# My Intro to Multiple Classification with Random Forests, Conditional Inference Trees, and Linear Discriminant Analysis

After the work I did for my last post, I wanted to practice doing multiple classification.  I first thought of using the famous iris dataset, but felt that was a little boring.  Ideally, I wanted to look for a practice dataset where I could successfully classify data using both categorical and numeric predictors.  Unfortunately it was tough for me to find such a dataset that was easy enough for me to understand.

The dataset I use in this post comes from a textbook called Analyzing Categorical Data by Jeffrey S Simonoff, and lends itself to basically the same kind of analysis done by blogger “Wingfeet” in his post predicting authorship of Wheel of Time books.  In this case, the dataset contains counts of stop words (function words in English, such as “as”, “also, “even”, etc.) in chapters, or scenes, from books or plays written by Jane Austen, Jack London (I’m not sure if “London” in the dataset might actually refer to another author), John Milton, and William Shakespeare.

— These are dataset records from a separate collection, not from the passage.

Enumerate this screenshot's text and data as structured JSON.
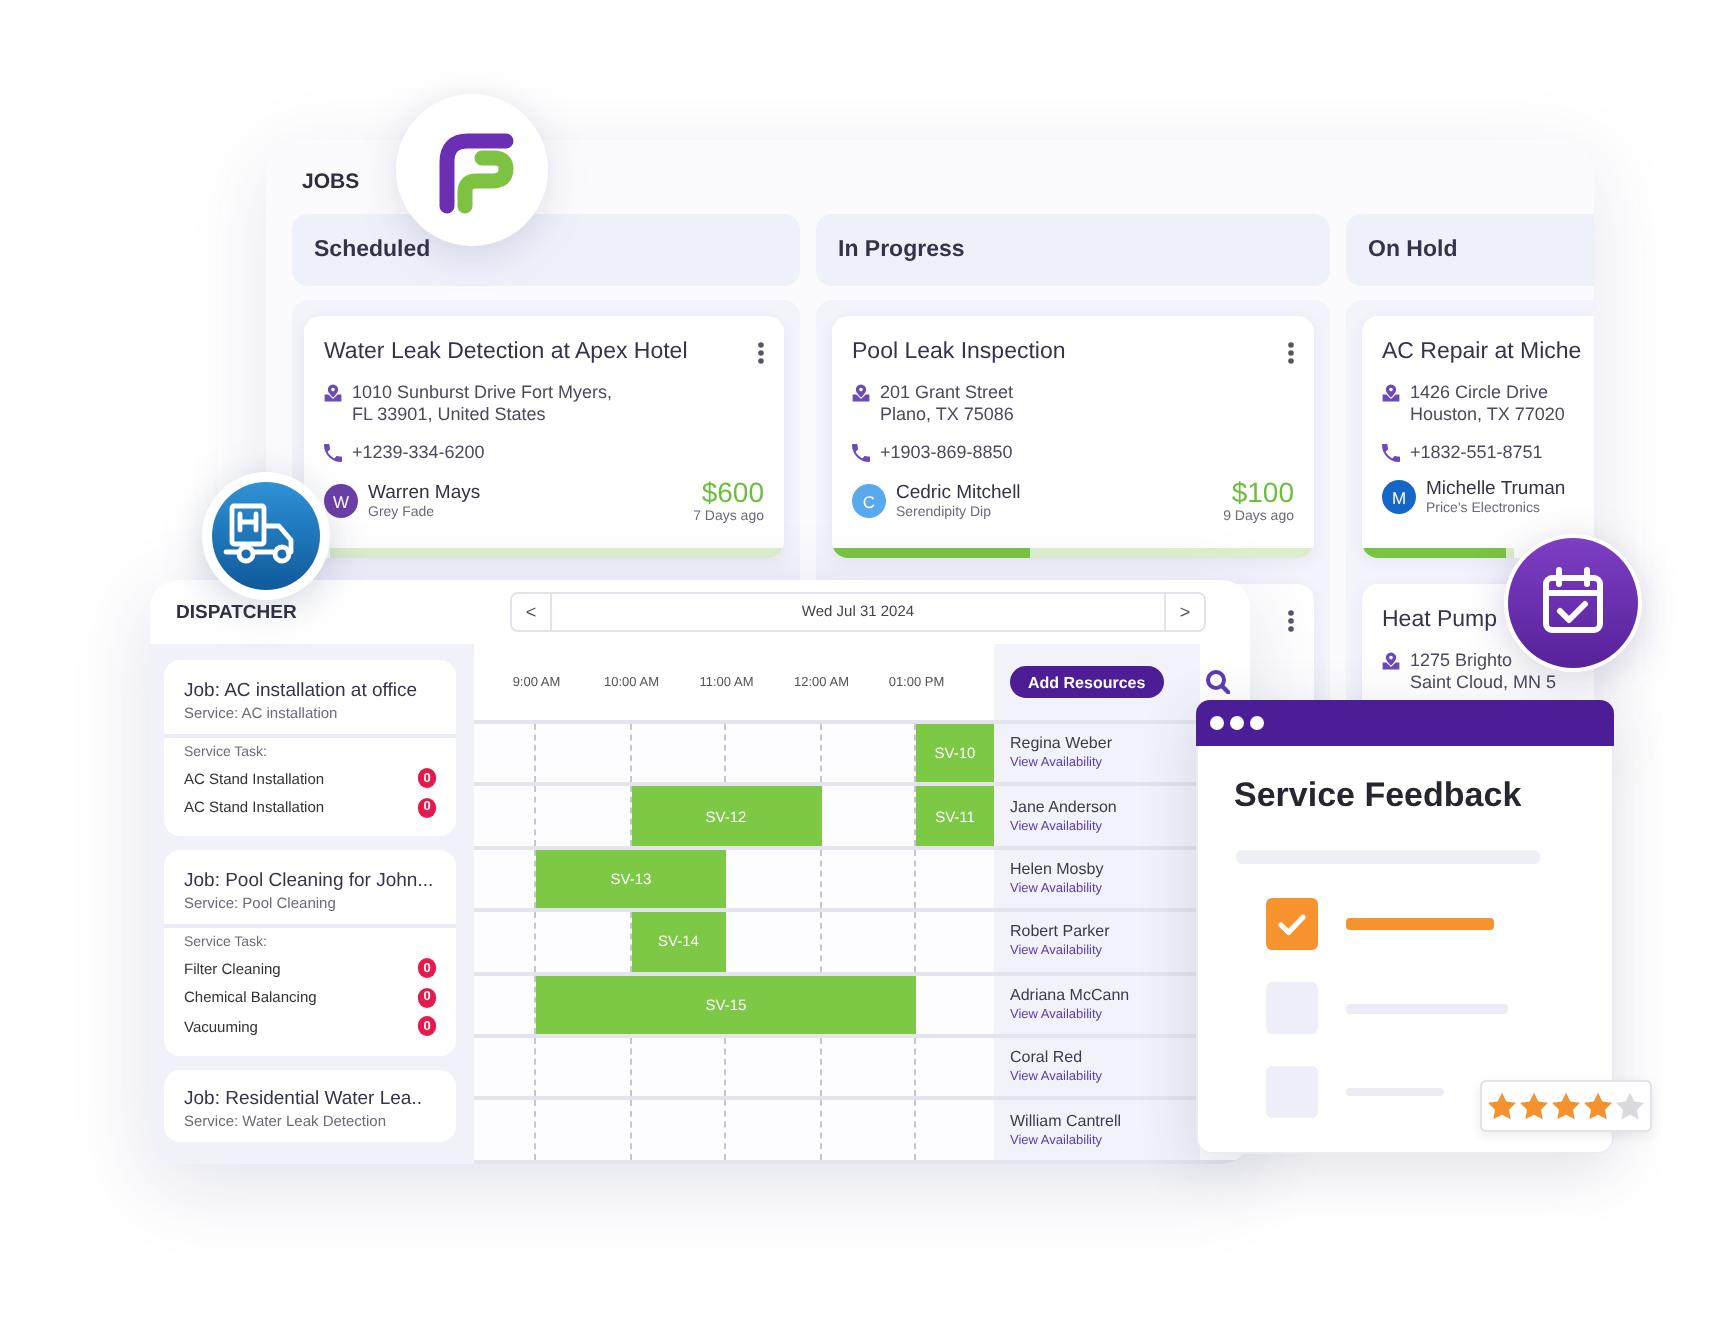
{
  "jobs_board": {
    "title": "JOBS",
    "columns": [
      {
        "title": "Scheduled",
        "cards": [
          {
            "title": "Water Leak Detection at Apex Hotel",
            "menu": true,
            "address_lines": [
              "1010 Sunburst Drive Fort Myers,",
              "FL 33901, United States"
            ],
            "phone": "+1239-334-6200",
            "contact": {
              "initial": "W",
              "color": "#6a3fa6",
              "name": "Warren Mays",
              "company": "Grey Fade"
            },
            "price": "$600",
            "age": "7 Days ago",
            "level": 0
          }
        ]
      },
      {
        "title": "In Progress",
        "cards": [
          {
            "title": "Pool Leak Inspection",
            "menu": true,
            "address_lines": [
              "201 Grant Street",
              "Plano, TX 75086"
            ],
            "phone": "+1903-869-8850",
            "contact": {
              "initial": "C",
              "color": "#58a9ee",
              "name": "Cedric Mitchell",
              "company": "Serendipity Dip"
            },
            "price": "$100",
            "age": "9 Days ago",
            "level": 0.41
          },
          {
            "menu": true
          }
        ]
      },
      {
        "title": "On Hold",
        "cards": [
          {
            "title": "AC Repair at Miche",
            "menu": false,
            "address_lines": [
              "1426 Circle Drive",
              "Houston, TX 77020"
            ],
            "phone": "+1832-551-8751",
            "contact": {
              "initial": "M",
              "color": "#1467c9",
              "name": "Michelle Truman",
              "company": "Price's Electronics"
            },
            "level": 0.95
          },
          {
            "title": "Heat Pump",
            "menu": false,
            "address_lines": [
              "1275 Brighto",
              "Saint Cloud, MN 5"
            ]
          }
        ]
      }
    ]
  },
  "dispatcher": {
    "title": "DISPATCHER",
    "date_nav": {
      "prev": "<",
      "date": "Wed Jul 31 2024",
      "next": ">"
    },
    "jobs": [
      {
        "title": "Job: AC installation at office",
        "service": "Service: AC installation",
        "task_heading": "Service Task:",
        "tasks": [
          {
            "name": "AC Stand Installation",
            "count": "0"
          },
          {
            "name": "AC Stand Installation",
            "count": "0"
          }
        ]
      },
      {
        "title": "Job: Pool Cleaning for John...",
        "service": "Service: Pool Cleaning",
        "task_heading": "Service Task:",
        "tasks": [
          {
            "name": "Filter Cleaning",
            "count": "0"
          },
          {
            "name": "Chemical Balancing",
            "count": "0"
          },
          {
            "name": "Vacuuming",
            "count": "0"
          }
        ]
      },
      {
        "title": "Job: Residential Water Lea..",
        "service": "Service: Water Leak Detection"
      }
    ],
    "times": [
      "9:00 AM",
      "10:00 AM",
      "11:00 AM",
      "12:00 AM",
      "01:00 PM"
    ],
    "add_button": "Add Resources",
    "resources": [
      {
        "name": "Regina Weber",
        "link": "View Availability",
        "slots": [
          {
            "booked": false
          },
          {
            "booked": false
          },
          {
            "booked": false
          },
          {
            "booked": false
          },
          {
            "booked": false
          },
          {
            "booked": true,
            "label": "SV-10"
          }
        ]
      },
      {
        "name": "Jane Anderson",
        "link": "View Availability",
        "slots": [
          {
            "booked": false
          },
          {
            "booked": false
          },
          {
            "booked": true,
            "label": "SV-12"
          },
          {
            "booked": true
          },
          {
            "booked": false
          },
          {
            "booked": true,
            "label": "SV-11"
          }
        ]
      },
      {
        "name": "Helen Mosby",
        "link": "View Availability",
        "slots": [
          {
            "booked": false
          },
          {
            "booked": true,
            "label": "SV-13"
          },
          {
            "booked": true
          },
          {
            "booked": false
          },
          {
            "booked": false
          },
          {
            "booked": false
          }
        ]
      },
      {
        "name": "Robert Parker",
        "link": "View Availability",
        "slots": [
          {
            "booked": false
          },
          {
            "booked": false
          },
          {
            "booked": true,
            "label": "SV-14"
          },
          {
            "booked": false
          },
          {
            "booked": false
          },
          {
            "booked": false
          }
        ]
      },
      {
        "name": "Adriana McCann",
        "link": "View Availability",
        "slots": [
          {
            "booked": false
          },
          {
            "booked": true,
            "label": "SV-15"
          },
          {
            "booked": true
          },
          {
            "booked": true
          },
          {
            "booked": true
          },
          {
            "booked": false
          }
        ]
      },
      {
        "name": "Coral Red",
        "link": "View Availability",
        "slots": [
          {
            "booked": false
          },
          {
            "booked": false
          },
          {
            "booked": false
          },
          {
            "booked": false
          },
          {
            "booked": false
          },
          {
            "booked": false
          }
        ]
      },
      {
        "name": "William Cantrell",
        "link": "View Availability",
        "slots": [
          {
            "booked": false
          },
          {
            "booked": false
          },
          {
            "booked": false
          },
          {
            "booked": false
          },
          {
            "booked": false
          },
          {
            "booked": false
          }
        ]
      }
    ]
  },
  "feedback": {
    "title": "Service Feedback",
    "items": [
      {
        "checked": true
      },
      {
        "checked": false
      },
      {
        "checked": false
      }
    ],
    "stars": 4
  }
}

Being a textbook example, you just know there’s something worth analyzing in it!!  The following table describes the numerical breakdown of books and chapters from each author:

 # Books # Chapters/Scenes Austen 5 317 London 6 296 Milton 2 55 Shakespeare 12 173

Overall, the dataset contains 841 rows and 71 columns.  69 of those columns are the counted stop words (wow!), 1 is for what’s called the “BookID”, and the last is for the Author.  I hope that the word counts are the number of times each word shows up per 100 words, or something that makes the counts comparable between authors/books.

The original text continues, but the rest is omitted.